En tentant de s'approprier l'identité arabe, Téhéran se prend les pieds dans le tapis

En tentant de s'approprier l'identité arabe, Téhéran se prend les pieds dans le tapis
  • Pendant des décennies, Téhéran a traité avec dédain les communautés chiites du monde arabe
  • L’irascibilité de Téhéran au sujet du nom banal d’un tournoi de football met en évidence la faiblesse et l’infériorité du régime

Après des décennies au cours desquelles les Arabes du Golfe se rendaient rarement en Irak, le fait que la Coupe du Golfe des nations ait été organisée en Irak pour la première fois depuis 1979 a déclenché une vague d’enthousiasme. Néanmoins, les partisans de l’Iran cherchent désespérément à saboter les relations de l’Irak avec ses frères arabes. Tout le monde s’en est rendu compte lors de la cérémonie d’ouverture de la compétition, à Bassorah, lorsqu’une terrible altercation a entraîné le départ de la délégation koweïtienne, ainsi que d’autres délégations et ressortissants du Conseil de coopération du Golfe (CCG).
Les théocrates de Téhéran ont été particulièrement irrités par le Premier ministre irakien, Mohammed Chia al-Soudani, qui a parlé des «invités arabes des pays du golfe Arabique»: ils ont eu l’impression qu’il avait été nommé par leurs marionnettes irakiennes dans le cadre du projet d’expansion du «golfe Persique» de l’Iran. En outre, la participation de M. Soudani au sommet arabo-chinois du mois dernier à Riyad ainsi qu’à la conférence de Bagdad, organisée en Jordanie en décembre, a été largement interprétée – à tort ou à raison – comme un geste de bonne foi qui visait à améliorer les relations avec les États arabes.
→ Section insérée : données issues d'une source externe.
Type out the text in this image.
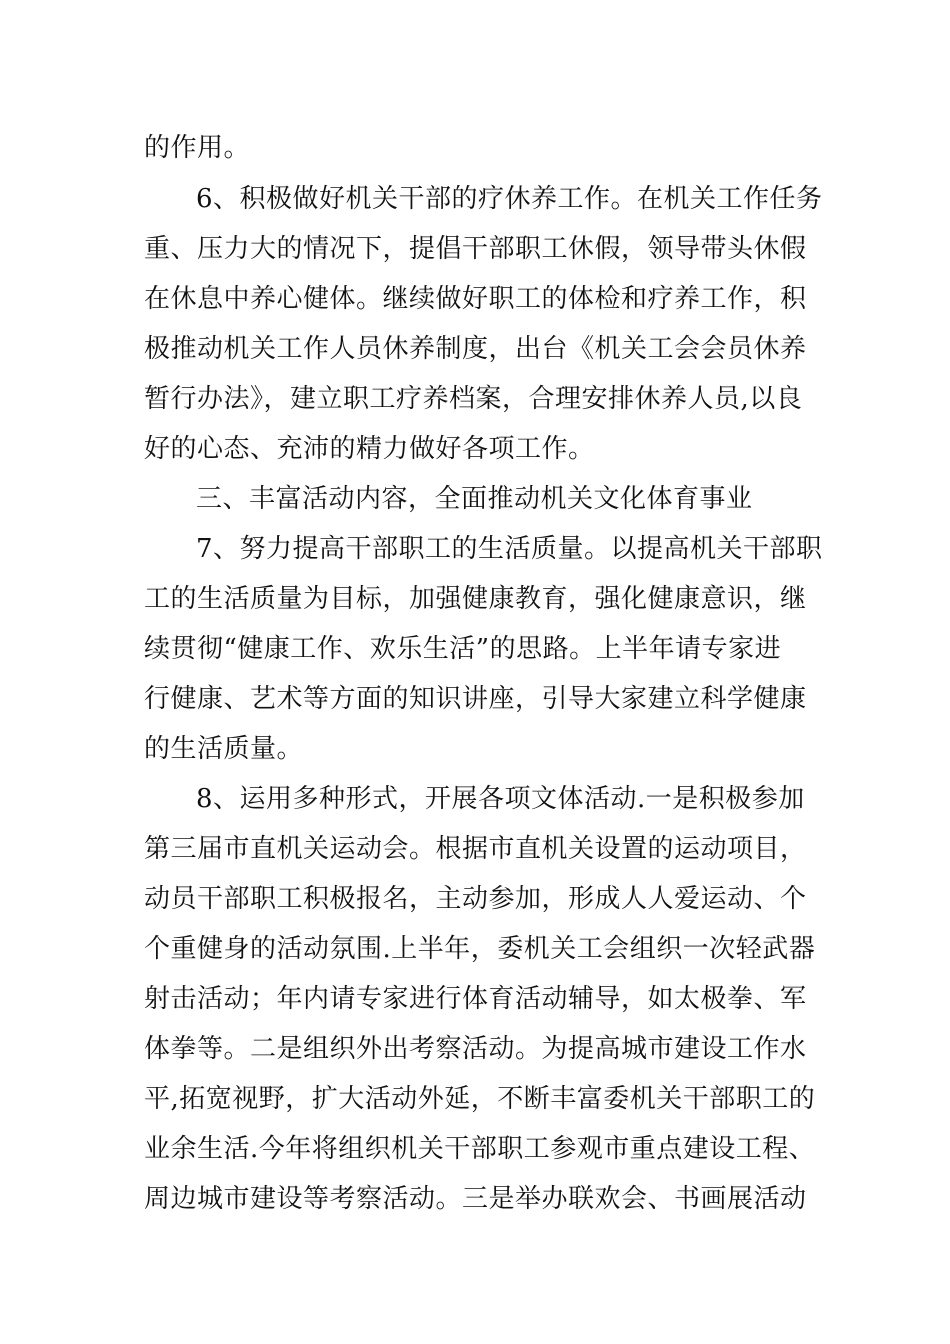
的作用。

6、积极做好机关干部的疗休养工作。在机关工作任务

重、压力大的情况下，提倡干部职工休假，领导带头休假

在休息中养心健体。继续做好职工的体检和疗养工作，积

极推动机关工作人员休养制度，出台《机关工会会员休养

暂行办法》，建立职工疗养档案，合理安排休养人员,以良

好的心态、充沛的精力做好各项工作。

三、丰富活动内容，全面推动机关文化体育事业

7、努力提高干部职工的生活质量。以提高机关干部职

工的生活质量为目标，加强健康教育，强化健康意识，继

续贯彻“健康工作、欢乐生活”的思路。上半年请专家进

行健康、艺术等方面的知识讲座，引导大家建立科学健康

的生活质量。

8、运用多种形式，开展各项文体活动.一是积极参加

第三届市直机关运动会。根据市直机关设置的运动项目，

动员干部职工积极报名，主动参加，形成人人爱运动、个

个重健身的活动氛围.上半年，委机关工会组织一次轻武器

射击活动；年内请专家进行体育活动辅导，如太极拳、军

体拳等。二是组织外出考察活动。为提高城市建设工作水

平,拓宽视野，扩大活动外延，不断丰富委机关干部职工的

业余生活.今年将组织机关干部职工参观市重点建设工程、

周边城市建设等考察活动。三是举办联欢会、书画展活动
L’Iran tente d’arracher des nations comme l’Irak, la Syrie, le Liban et le Yémen à leur culture et à leurs racines arabes pour les convertir en États satellites persans inanimés. Bien que ce projet soit voué à l’échec et que ces tentatives désespérées ne survivent guère au régime des ayatollahs, qui s’effondrera bientôt, de telles politiques hostiles ont semé le chaos, des massacres de masse, un nettoyage sectaire et des crimes contre l’humanité dans ces États arabes qui souffrent depuis longtemps.
Esam Hussein, un haut responsable du mouvement chiite sadriste (une entité que Téhéran cherchait auparavant à coopter) a condamné les réponses incendiaires de l’Iran à ces responsables irakiens qui sont allés jusqu’à prononcer le nom de «golfe Arabique». Il affirme: «L’Iran est très troublé par la proximité entre les Irakiens et les peuples des États arabes du Golfe. L’Iran ne souhaite pas ce rapprochement par crainte d’une augmentation future des voyages touristiques et du développement des liens économiques et d’investissement.»
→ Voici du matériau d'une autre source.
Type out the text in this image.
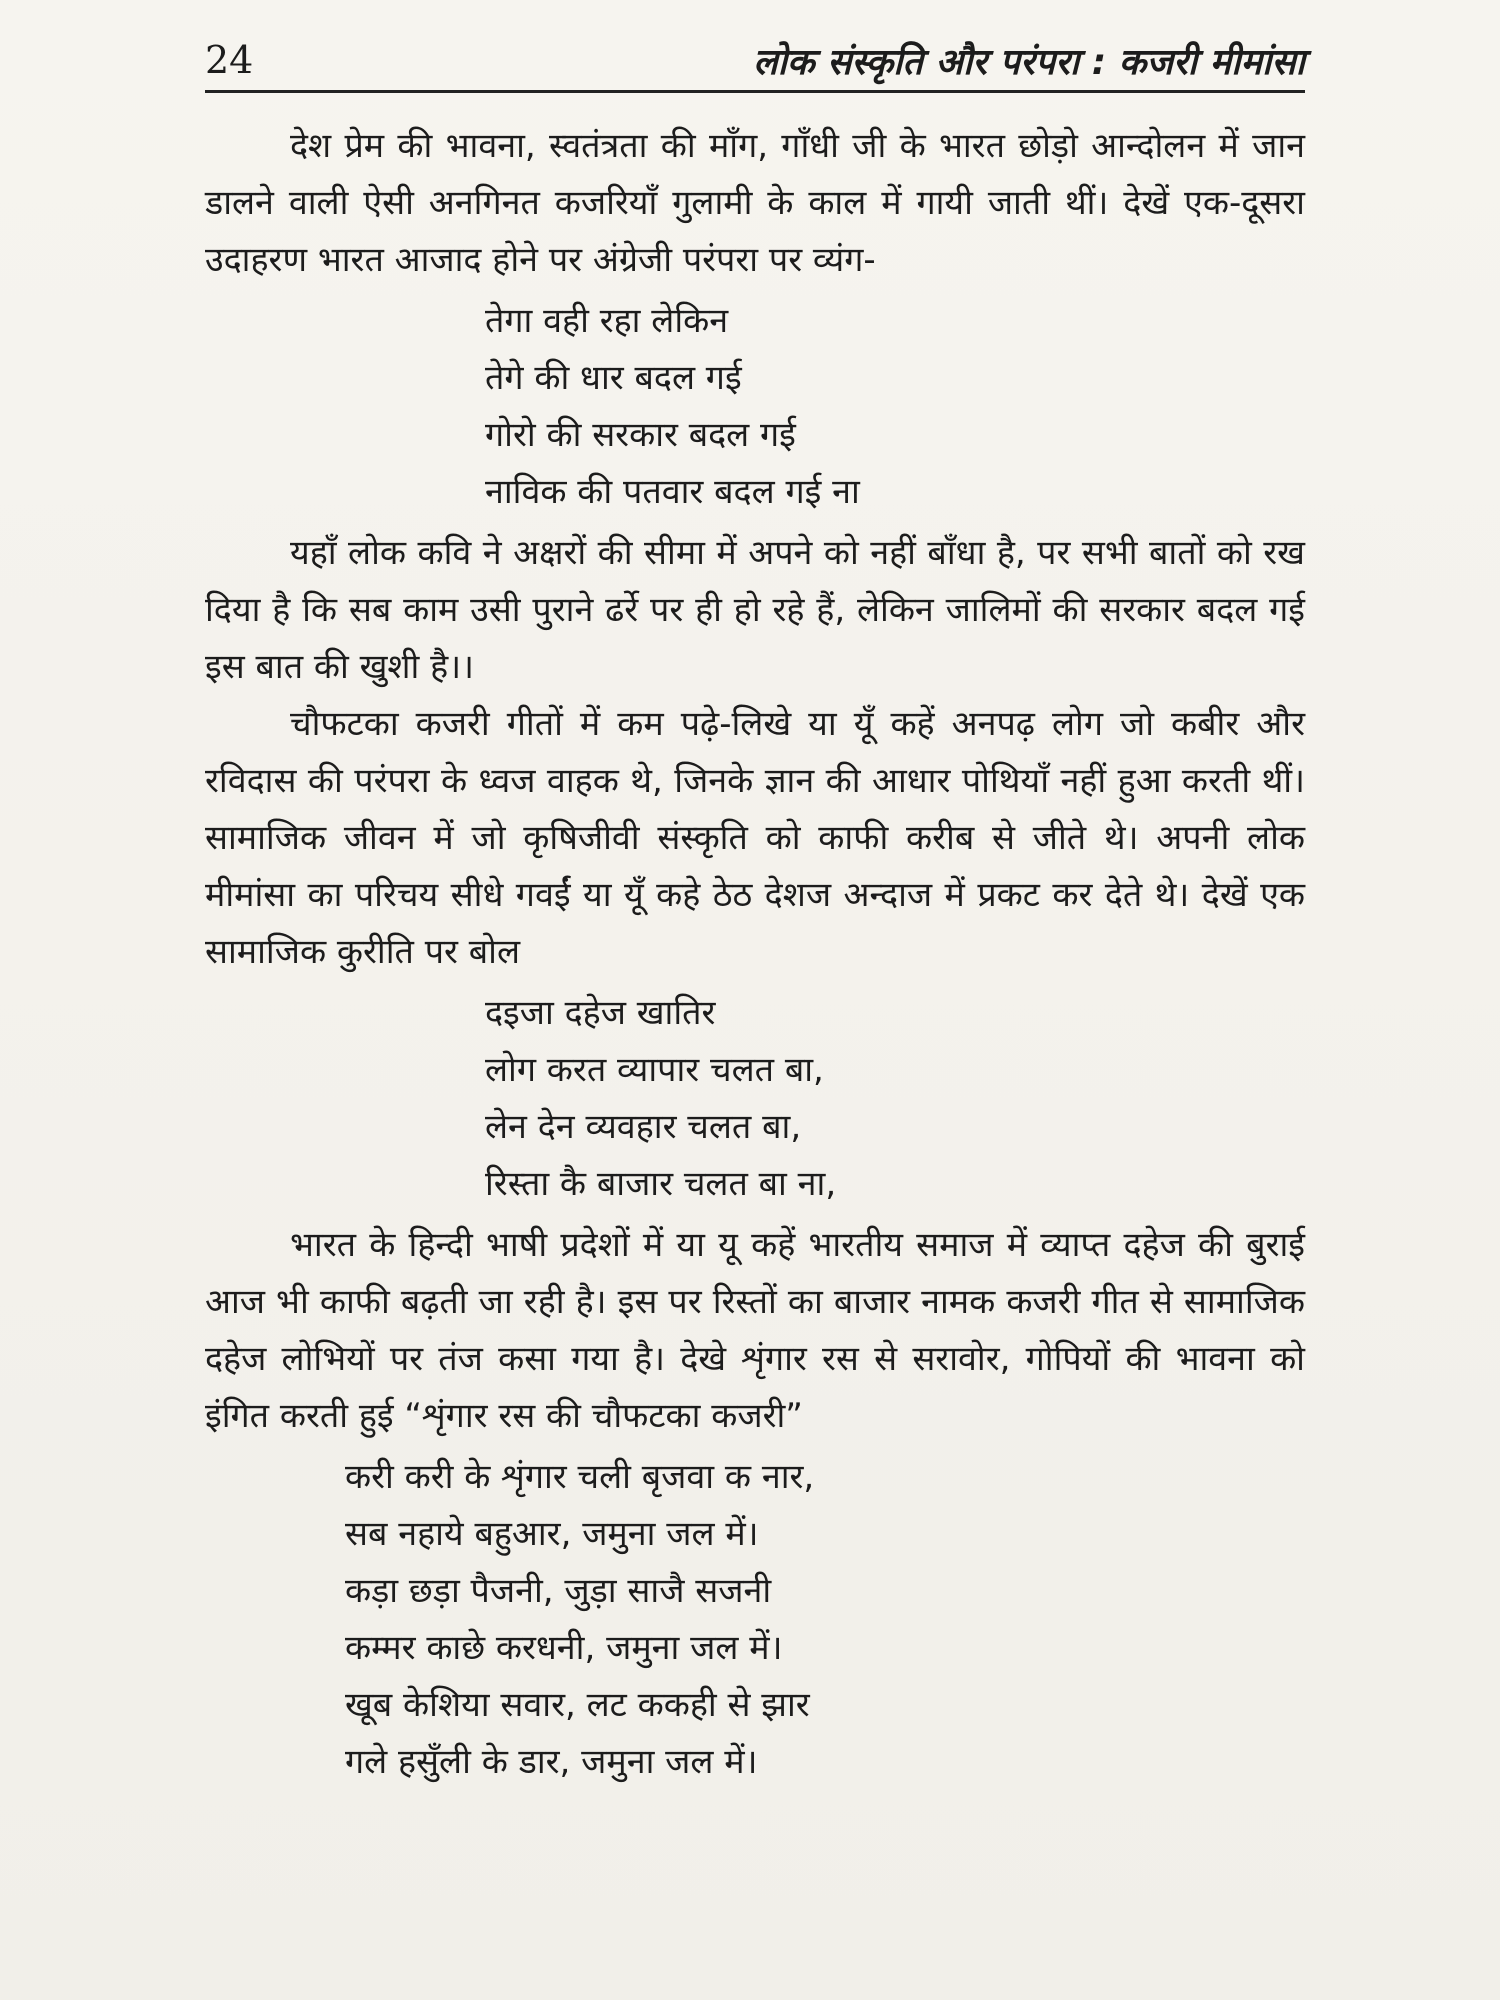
24	लोक संस्कृति और परंपरा : कजरी मीमांसा

देश प्रेम की भावना, स्वतंत्रता की माँग, गाँधी जी के भारत छोड़ो आन्दोलन में जान डालने वाली ऐसी अनगिनत कजरियाँ गुलामी के काल में गायी जाती थीं। देखें एक-दूसरा उदाहरण भारत आजाद होने पर अंग्रेजी परंपरा पर व्यंग-

तेगा वही रहा लेकिन
तेगे की धार बदल गई
गोरो की सरकार बदल गई
नाविक की पतवार बदल गई ना

यहाँ लोक कवि ने अक्षरों की सीमा में अपने को नहीं बाँधा है, पर सभी बातों को रख दिया है कि सब काम उसी पुराने ढर्रे पर ही हो रहे हैं, लेकिन जालिमों की सरकार बदल गई इस बात की खुशी है।।

चौफटका कजरी गीतों में कम पढ़े-लिखे या यूँ कहें अनपढ़ लोग जो कबीर और रविदास की परंपरा के ध्वज वाहक थे, जिनके ज्ञान की आधार पोथियाँ नहीं हुआ करती थीं। सामाजिक जीवन में जो कृषिजीवी संस्कृति को काफी करीब से जीते थे। अपनी लोक मीमांसा का परिचय सीधे गवईं या यूँ कहे ठेठ देशज अन्दाज में प्रकट कर देते थे। देखें एक सामाजिक कुरीति पर बोल

दइजा दहेज खातिर
लोग करत व्यापार चलत बा,
लेन देन व्यवहार चलत बा,
रिस्ता कै बाजार चलत बा ना,

भारत के हिन्दी भाषी प्रदेशों में या यू कहें भारतीय समाज में व्याप्त दहेज की बुराई आज भी काफी बढ़ती जा रही है। इस पर रिस्तों का बाजार नामक कजरी गीत से सामाजिक दहेज लोभियों पर तंज कसा गया है। देखे शृंगार रस से सरावोर, गोपियों की भावना को इंगित करती हुई “शृंगार रस की चौफटका कजरी”

करी करी के शृंगार चली बृजवा क नार,
सब नहाये बहुआर, जमुना जल में।
कड़ा छड़ा पैजनी, जुड़ा साजै सजनी
कम्मर काछे करधनी, जमुना जल में।
खूब केशिया सवार, लट ककही से झार
गले हसुँली के डार, जमुना जल में।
En réalité, la Coupe du Golfe des nations porte ce nom depuis qu’elle a été organisée pour la première fois, en 1970. Téhéran soulève la question uniquement parce qu’il considère l’Irak comme son fief privé et estime que les dirigeants de Bagdad peuvent être humiliés à chaque occasion. Étonnamment, l’Iran (qui remet habituellement en cause la légitimité des «puissances coloniales» occidentales), dans ses fantasmes de «golfe Persique», considère les documents de l’époque coloniale comme des écrits indiscutables. Il insiste même pour qualifier les nations de la péninsule Arabique d’«États du golfe Persique», comme s’ils existaient d’une manière ou d’une autre sous l’hégémonie iranienne. Cette affirmation est particulièrement pernicieuse compte tenu des allégations illégales et occasionnelles selon lesquelles Bahreïn et d’autres îles et territoires du Golfe appartiendraient à la République islamique.
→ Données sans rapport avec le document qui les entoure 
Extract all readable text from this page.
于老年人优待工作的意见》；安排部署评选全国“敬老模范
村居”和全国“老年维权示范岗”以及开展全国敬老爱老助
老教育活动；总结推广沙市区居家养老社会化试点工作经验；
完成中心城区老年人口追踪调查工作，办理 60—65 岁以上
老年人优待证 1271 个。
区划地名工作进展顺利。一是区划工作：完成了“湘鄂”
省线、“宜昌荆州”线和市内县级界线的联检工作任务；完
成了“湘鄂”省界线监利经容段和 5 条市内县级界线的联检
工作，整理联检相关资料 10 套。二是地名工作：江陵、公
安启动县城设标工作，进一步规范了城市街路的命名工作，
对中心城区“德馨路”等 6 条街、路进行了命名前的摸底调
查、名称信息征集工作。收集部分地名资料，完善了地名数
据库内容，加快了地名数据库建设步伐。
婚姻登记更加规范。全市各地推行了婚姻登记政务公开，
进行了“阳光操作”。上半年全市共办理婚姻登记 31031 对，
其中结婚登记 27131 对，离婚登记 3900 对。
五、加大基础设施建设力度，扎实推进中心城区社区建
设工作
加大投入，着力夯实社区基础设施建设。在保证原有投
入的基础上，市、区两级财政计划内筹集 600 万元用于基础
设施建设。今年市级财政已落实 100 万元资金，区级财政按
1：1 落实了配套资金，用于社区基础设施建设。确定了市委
Le «golfe Arabique» a été un lac arabe à travers l’histoire. Au cours des derniers siècles, les territoires situés le long de la côte orientale du Golfe – isolés de la Perse intérieure par les montagnes du Zagros – étaient principalement occupés par des tribus arabes de marins et de petits États arabes autonomes. Les Arabes huwala font partie des habitants les plus connus de ce littoral. Beaucoup d’entre eux se sont ensuite établis dans les États arabes, fuyant les persécutions du régime du chah et de la République islamique.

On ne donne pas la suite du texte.